Four photos from the 2026 Research Day at Columbia School of Nursing

Research Day Spotlights Students, Postdocs, Staff

The Office of Scholarship and Research Development presented Columbia Nursing’s largest Research Day to date on April 16, 2026. 

The event opened with a poster session in the first-floor lobby, with 42 posters presented by 15 PhD students, 14 postdoctoral students, 12 research staff, and one academic-practice research fellow. Presenters categorized their papers based on Columbia Nursing’s research priority areas and could choose more than one category. Topics included human-centered AI (n = 11), health and development across the lifespan (n = 20), exposomics (n = 4), and health systems science (n = 18). 

Following the poster session, Professor Suzanne Bakken, PhD, moderated Research Engagement and Knowledge Translation, a panel featuring viewpoints from the directors of each of the school’s five research centers. 

Leaders spoke about their center’s most important contributions to the school and to the broader community. Gregory Alexander, PhD, who became director of the Center for Health Policy in 2025, discussed Albany Day, which gives students from across Columbia University Irving Medical Center hands on experience with health policy and advocacy. Students met with legislators, staffers, and other officials, including the state health commissioner. “He had a lot of interesting insights into how our students could really make a difference and why their voice matters,” Alexander said.  

Jacquelyn Taylor, PhD, founding executive director, Center for Research on People of Color, spoke about the importance of community partners in the center’s research. “We do rely on our community partners very heavily to give us feedback to guide us on how our research should be, how we reach out to our communities, how we can best serve them, and what we can give back,” Taylor said, noting that ensuring adequate compensation for their contributions is also essential. 

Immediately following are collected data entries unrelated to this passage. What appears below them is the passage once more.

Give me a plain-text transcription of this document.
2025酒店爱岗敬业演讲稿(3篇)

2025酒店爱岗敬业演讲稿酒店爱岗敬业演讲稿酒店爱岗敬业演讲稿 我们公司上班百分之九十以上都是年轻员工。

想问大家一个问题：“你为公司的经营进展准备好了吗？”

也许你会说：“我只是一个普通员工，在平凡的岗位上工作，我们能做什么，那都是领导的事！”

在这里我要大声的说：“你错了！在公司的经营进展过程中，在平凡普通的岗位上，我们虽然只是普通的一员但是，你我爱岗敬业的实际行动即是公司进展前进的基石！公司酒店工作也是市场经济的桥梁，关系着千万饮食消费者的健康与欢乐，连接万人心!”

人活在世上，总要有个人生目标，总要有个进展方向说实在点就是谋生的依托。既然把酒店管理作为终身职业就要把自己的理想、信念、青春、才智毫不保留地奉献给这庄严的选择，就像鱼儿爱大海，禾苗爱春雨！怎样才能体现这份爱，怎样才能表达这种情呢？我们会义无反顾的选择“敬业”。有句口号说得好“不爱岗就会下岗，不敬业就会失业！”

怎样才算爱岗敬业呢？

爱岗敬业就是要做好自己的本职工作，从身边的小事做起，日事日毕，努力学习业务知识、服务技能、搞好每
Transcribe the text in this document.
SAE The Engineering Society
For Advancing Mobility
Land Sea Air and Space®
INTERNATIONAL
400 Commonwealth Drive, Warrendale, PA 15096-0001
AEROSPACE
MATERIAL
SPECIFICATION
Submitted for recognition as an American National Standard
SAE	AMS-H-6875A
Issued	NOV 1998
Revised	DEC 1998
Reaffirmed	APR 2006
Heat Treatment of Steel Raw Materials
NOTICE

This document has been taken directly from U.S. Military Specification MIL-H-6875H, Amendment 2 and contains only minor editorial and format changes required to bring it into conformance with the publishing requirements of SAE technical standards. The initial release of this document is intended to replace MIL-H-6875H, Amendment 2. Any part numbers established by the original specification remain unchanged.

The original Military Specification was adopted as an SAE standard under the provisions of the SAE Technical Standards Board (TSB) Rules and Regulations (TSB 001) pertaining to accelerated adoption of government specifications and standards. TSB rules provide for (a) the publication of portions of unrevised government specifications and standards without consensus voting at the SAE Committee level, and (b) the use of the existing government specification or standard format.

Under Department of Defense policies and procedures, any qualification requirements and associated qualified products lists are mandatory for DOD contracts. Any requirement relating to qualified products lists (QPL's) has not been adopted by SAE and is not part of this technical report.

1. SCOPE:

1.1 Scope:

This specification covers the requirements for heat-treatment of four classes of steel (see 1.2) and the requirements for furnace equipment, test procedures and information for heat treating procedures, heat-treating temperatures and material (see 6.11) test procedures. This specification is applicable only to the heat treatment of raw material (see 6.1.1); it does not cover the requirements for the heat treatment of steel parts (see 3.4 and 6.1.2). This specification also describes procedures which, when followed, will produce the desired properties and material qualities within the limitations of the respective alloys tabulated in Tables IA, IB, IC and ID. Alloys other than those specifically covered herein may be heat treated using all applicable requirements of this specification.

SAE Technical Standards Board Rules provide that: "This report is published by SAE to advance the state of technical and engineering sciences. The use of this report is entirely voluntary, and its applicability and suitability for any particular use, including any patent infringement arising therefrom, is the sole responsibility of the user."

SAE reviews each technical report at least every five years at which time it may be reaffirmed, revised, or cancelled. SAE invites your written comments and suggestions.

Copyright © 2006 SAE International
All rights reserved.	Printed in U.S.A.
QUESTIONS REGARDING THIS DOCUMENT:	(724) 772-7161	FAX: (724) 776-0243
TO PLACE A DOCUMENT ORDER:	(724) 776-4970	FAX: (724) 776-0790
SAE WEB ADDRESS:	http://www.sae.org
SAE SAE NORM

Tonda Hughes, PhD, director of the Center for Sexual and Gender Minority Health Research, noted that Columbia Nursing hosted the first national LGBT Health Summit in 2019. The event has produced eight publications, with three more in review, nearly all with student co-authors. “That really put us on the map, I think, in terms of sexual and gender minority health,” she said. The center will celebrate its fifth year this month.  

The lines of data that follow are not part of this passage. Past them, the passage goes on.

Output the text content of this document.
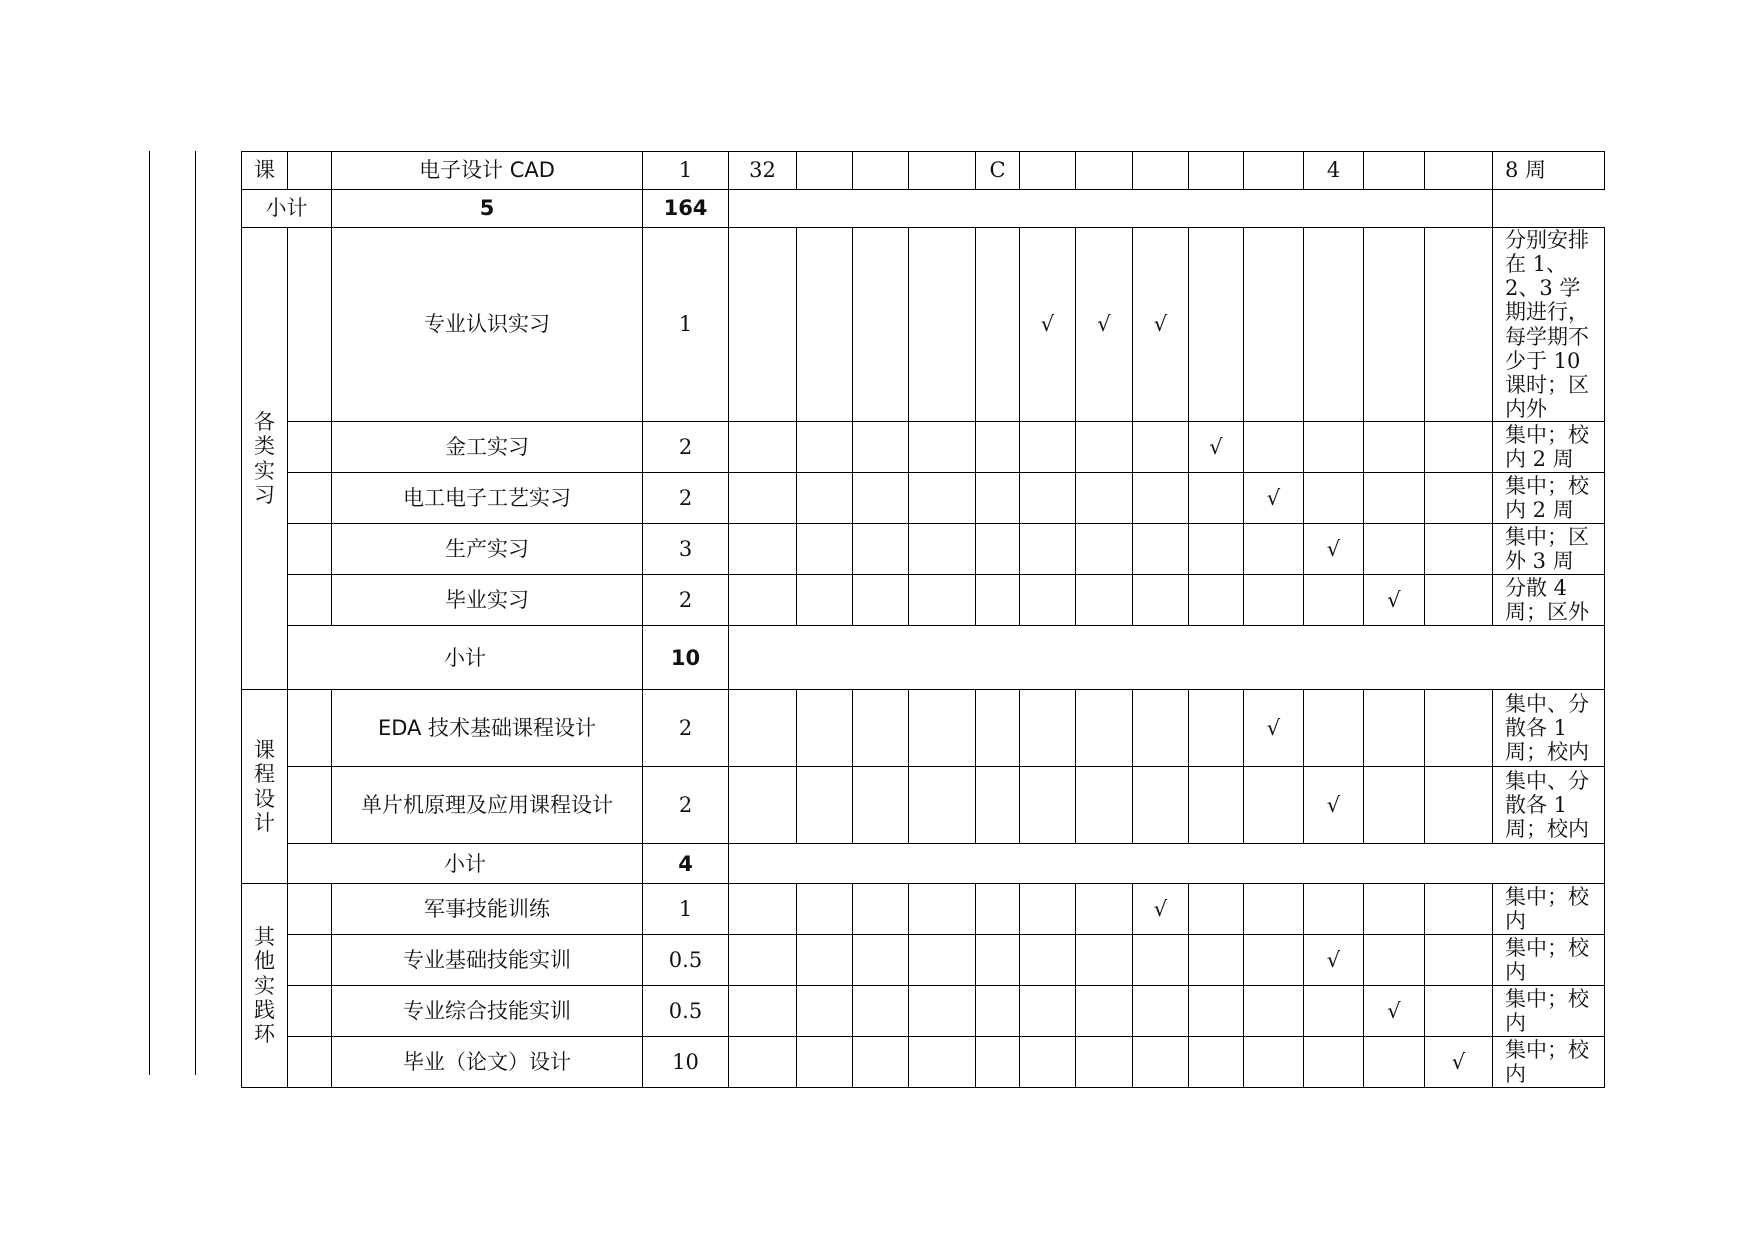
课		电子设计 CAD	1	32				C						4			8 周
小计		5	164														
各
类
实
习		专业认识实习	1						√	√	√						分别安排在 1、2、3 学期进行，每学期不少于 10 课时；区内外
		金工实习	2									√					集中；校内 2 周
		电工电子工艺实习	2										√				集中；校内 2 周
		生产实习	3											√			集中；区外 3 周
		毕业实习	2												√		分散 4 周；区外
	小计		10														
课
程
设
计		EDA 技术基础课程设计	2										√				集中、分散各 1 周；校内
		单片机原理及应用课程设计	2											√			集中、分散各 1 周；校内
	小计		4														
其
他
实
践
环		军事技能训练	1								√						集中；校内
		专业基础技能实训	0.5											√			集中；校内
		专业综合技能实训	0.5												√		集中；校内
		毕业（论文）设计	10													√	集中；校内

Lusine Poghosyan, PhD, executive director, Center for Healthcare Delivery Research and Innovations, described her work with Columbia Global Centers Athens to support the nursing workforce in Greece and Armenia in delivering care for displaced people. “When displacement happens, when people lose their homes and they're settled in other countries, nurses are always the first person in contact,” she noted. Poghosyan and her team are also planning a symposium on strengthening and growing the nursing workforce in Thailand, Japan, and South Korea. 

Ruth Masterson Creber, PhD, executive director and research lead, Center for Community-Engaged Health Informatics and Data Science, spoke about how human-centered AI is impacting Columbia Nursing’s education, research, and partnerships across the university. “The vision in the center is really to enable and prepare our students, our nurses, to be able to use AI very meaningfully,” she explained. “That nursing lens really applies to how we’re using AI, how we’re using it responsibly, transparently, and that applies to the way that we’re using the data, the methods that we’re using, and in thinking about the application of all of our work.” 

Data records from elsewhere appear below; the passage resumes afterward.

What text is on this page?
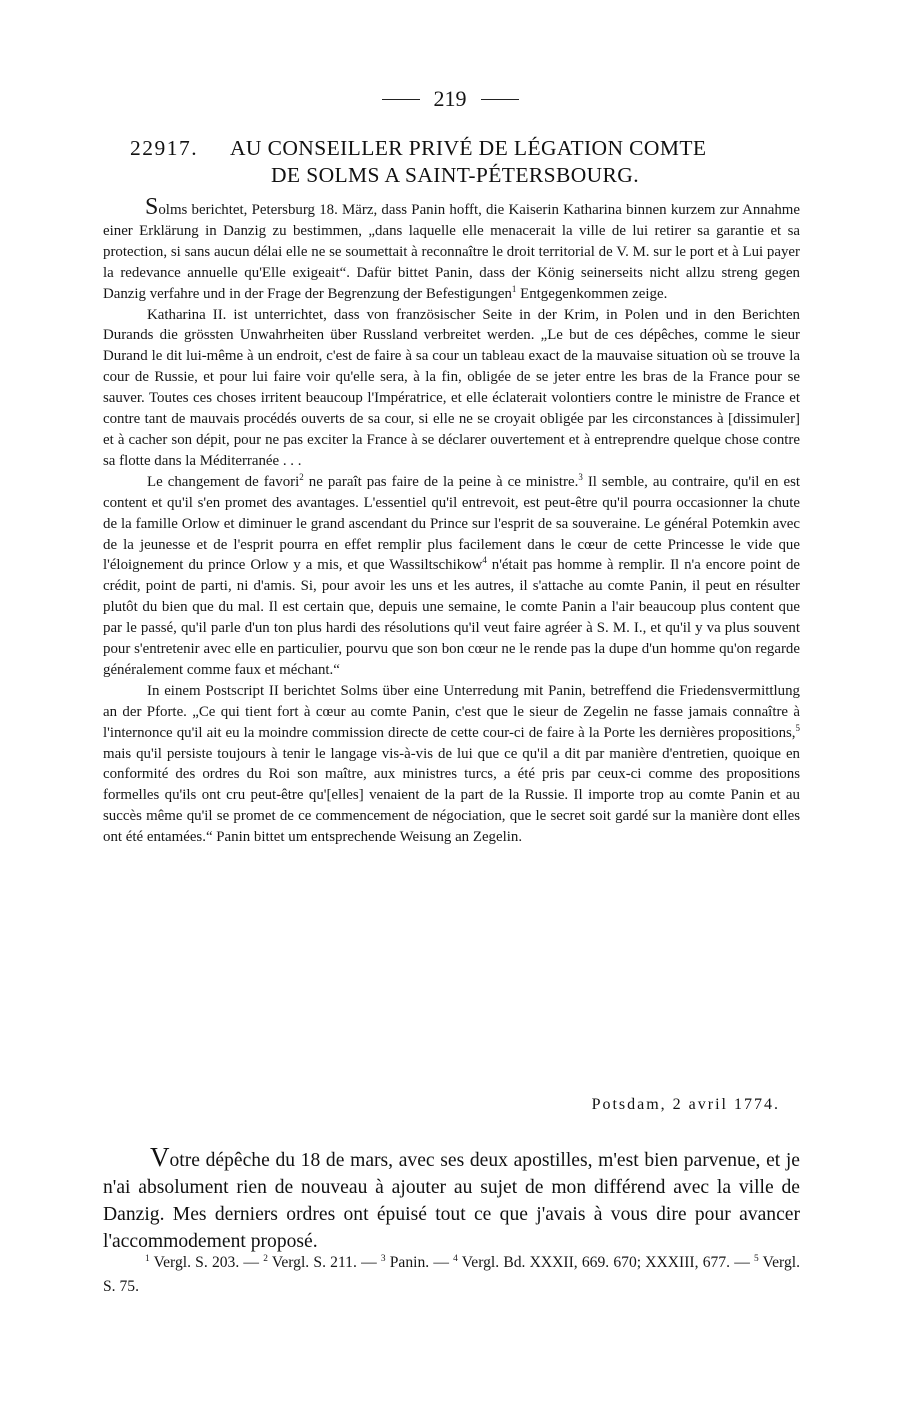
219
22917. AU CONSEILLER PRIVÉ DE LÉGATION COMTE
DE SOLMS A SAINT-PÉTERSBOURG.

Solms berichtet, Petersburg 18. März, dass Panin hofft, die Kaiserin Katharina binnen kurzem zur Annahme einer Erklärung in Danzig zu bestimmen, „dans laquelle elle menacerait la ville de lui retirer sa garantie et sa protection, si sans aucun délai elle ne se soumettait à reconnaître le droit territorial de V. M. sur le port et à Lui payer la redevance annuelle qu'Elle exigeait“. Dafür bittet Panin, dass der König seinerseits nicht allzu streng gegen Danzig verfahre und in der Frage der Begrenzung der Befestigungen$^1$ Entgegenkommen zeige.

Katharina II. ist unterrichtet, dass von französischer Seite in der Krim, in Polen und in den Berichten Durands die grössten Unwahrheiten über Russland verbreitet werden. „Le but de ces dépêches, comme le sieur Durand le dit lui-même à un endroit, c'est de faire à sa cour un tableau exact de la mauvaise situation où se trouve la cour de Russie, et pour lui faire voir qu'elle sera, à la fin, obligée de se jeter entre les bras de la France pour se sauver. Toutes ces choses irritent beaucoup l'Impératrice, et elle éclaterait volontiers contre le ministre de France et contre tant de mauvais procédés ouverts de sa cour, si elle ne se croyait obligée par les circonstances à [dissimuler] et à cacher son dépit, pour ne pas exciter la France à se déclarer ouvertement et à entreprendre quelque chose contre sa flotte dans la Méditerranée . . .

Le changement de favori$^2$ ne paraît pas faire de la peine à ce ministre.$^3$ Il semble, au contraire, qu'il en est content et qu'il s'en promet des avantages. L'essentiel qu'il entrevoit, est peut-être qu'il pourra occasionner la chute de la famille Orlow et diminuer le grand ascendant du Prince sur l'esprit de sa souveraine. Le général Potemkin avec de la jeunesse et de l'esprit pourra en effet remplir plus facilement dans le cœur de cette Princesse le vide que l'éloignement du prince Orlow y a mis, et que Wassiltschikow$^4$ n'était pas homme à remplir. Il n'a encore point de crédit, point de parti, ni d'amis. Si, pour avoir les uns et les autres, il s'attache au comte Panin, il peut en résulter plutôt du bien que du mal. Il est certain que, depuis une semaine, le comte Panin a l'air beaucoup plus content que par le passé, qu'il parle d'un ton plus hardi des résolutions qu'il veut faire agréer à S. M. I., et qu'il y va plus souvent pour s'entretenir avec elle en particulier, pourvu que son bon cœur ne le rende pas la dupe d'un homme qu'on regarde généralement comme faux et méchant.“

In einem Postscript II berichtet Solms über eine Unterredung mit Panin, betreffend die Friedensvermittlung an der Pforte. „Ce qui tient fort à cœur au comte Panin, c'est que le sieur de Zegelin ne fasse jamais connaître à l'internonce qu'il ait eu la moindre commission directe de cette cour-ci de faire à la Porte les dernières propositions,$^5$ mais qu'il persiste toujours à tenir le langage vis-à-vis de lui que ce qu'il a dit par manière d'entretien, quoique en conformité des ordres du Roi son maître, aux ministres turcs, a été pris par ceux-ci comme des propositions formelles qu'ils ont cru peut-être qu'[elles] venaient de la part de la Russie. Il importe trop au comte Panin et au succès même qu'il se promet de ce commencement de négociation, que le secret soit gardé sur la manière dont elles ont été entamées.“ Panin bittet um entsprechende Weisung an Zegelin.

Potsdam, 2 avril 1774.

Votre dépêche du 18 de mars, avec ses deux apostilles, m'est bien parvenue, et je n'ai absolument rien de nouveau à ajouter au sujet de mon différend avec la ville de Danzig. Mes derniers ordres ont épuisé tout ce que j'avais à vous dire pour avancer l'accommodement proposé.

$^1$ Vergl. S. 203. — $^2$ Vergl. S. 211. — $^3$ Panin. — $^4$ Vergl. Bd. XXXII, 669. 670; XXXIII, 677. — $^5$ Vergl. S. 75.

After the panel, awards were presented for the best poster in three categories, as voted by faculty judges: 

PhD student Xuefan (Audrey) Ji, for Is Palliative Care Service Availability in Primary Care Associated with End-of-Life Hospitalization and Emergency Department Use Among Medicare Beneficiaries with Dementia? 

Postdoctoral student Sarah Harkins, PhD, for Nursing Documentation Patterns During the Inpatient Labor and Birth Hospitalization. 

Research coordinator Bailey Middleton, for Tailoring Healthy Weight Content in “My Heart, My Pride” to Reduce Cardiovascular Risk Among Sexual Minority Adults: A Qualitative Study.